WND found a pollster who puts out the kind of polls it likes. Scott Rasmussen is a co-founder of the cable sports network ESPN turned pollster who (probably more important to folks like WND) is also author of a book called "The GOP Generation," which "explains underlying issues, trends, and other factors moving the nation to a lasting Republican majority." He has a deal with WND to promote his poll results there.

In addition to plugging his TV appearances, WND has written regularly about Rasmussen's surveys. Some recent findings:

  • "With under two years to go before the next major election," President Bush holds "double-digit leads over five Democratic contenders for his job." Even Rasmussen himself ought to admit the practical value of this poll is basically nil.
  • "72 percent of Americans plan to pray to ring in 2003, while just 45 percent expect to drink an alcoholic beverage."
  • "(F)ully 47 percent of those surveyed believe liberals are treated more fairly in the press" compared to "only 25 percent" who think there is a conservative media bias.

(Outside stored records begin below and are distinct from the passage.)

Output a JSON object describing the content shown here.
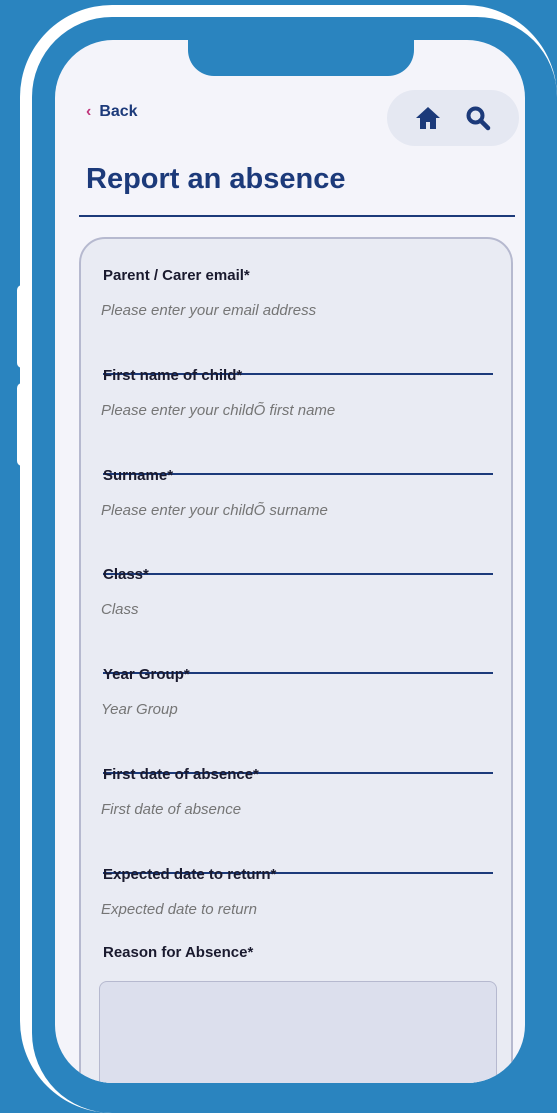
{
  "nav": {
    "back_label": "Back",
    "back_icon": "chevron-left-icon",
    "home_icon": "home-icon",
    "search_icon": "search-icon"
  },
  "page": {
    "title": "Report an absence"
  },
  "form": {
    "fields": [
      {
        "label": "Parent / Carer email*",
        "placeholder": "Please enter your email address"
      },
      {
        "label": "First name of child*",
        "placeholder": "Please enter your childÕ first name"
      },
      {
        "label": "Surname*",
        "placeholder": "Please enter your childÕ surname"
      },
      {
        "label": "Class*",
        "placeholder": "Class"
      },
      {
        "label": "Year Group*",
        "placeholder": "Year Group"
      },
      {
        "label": "First date of absence*",
        "placeholder": "First date of absence"
      },
      {
        "label": "Expected date to return*",
        "placeholder": "Expected date to return"
      }
    ],
    "reason_label": "Reason for Absence*"
  },
  "colors": {
    "background": "#2a84bf",
    "primary": "#1c3a7a",
    "accent": "#c0347a",
    "screen": "#f4f4fa"
  }
}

And then there's the obligatory fawning Jon Dougherty story on Rasmussen, noting that an "independent" review called Rasmussen's polling the most accurate.

Rasmussen also wrote columns for WND during and after the 2000 election -- and he said what WND readers wanted to hear. In an Nov. 1., 2000, piece he pondered why reporters called the 2000 presidential election too close to call when "all tracking polls show George Bush ahead by at least one point." One answer he came up with: "Many in the media seem to be in a state of denial. It could be that they expected Gore to win and just can't quite come to grips with data challenging their basic assessment." He also predicted that "The geography of this year's race is such that polls will close in most major "toss up" states by 8 p.m. (Eastern). ... By that point in time, it is likely that George W. Bush will have picked up the 39 electoral votes from toss-up states that he needs to win the presidency." (A poll Rasmussen took in the middle of the post-election turmoil claimed that "nearly half of Americans believe the Democratic Party is most responsible for voter fraud.")

In another article, though, he does correctly point out that "the biggest problem with Internet polls is the fact that participants are self-selected," but that hasn't kept WND from reporting on them, as it did most recently during its mostly self-generated Patty Murray controversy.

WorldNetDaily also cherry-picks polls from other sources whose results cater to its audience, as ConWebWatch has previously noted. One recent red-meat poll: "A new study finds Democrats are more anti-Semitic than Republicans."

WND's intellectual dishonesty and hypocrisy never ceases to amaze. Skewed reporting of polls that favor its own biases runs rampant even as it frowns on allegedly skewed reporting of polls by others whose results disagree with its biases.

Either Farah didn't bother reading the book he contributed a blurb to -- or he read it all too well, using it as a roadmap to create his own little "mobocracy."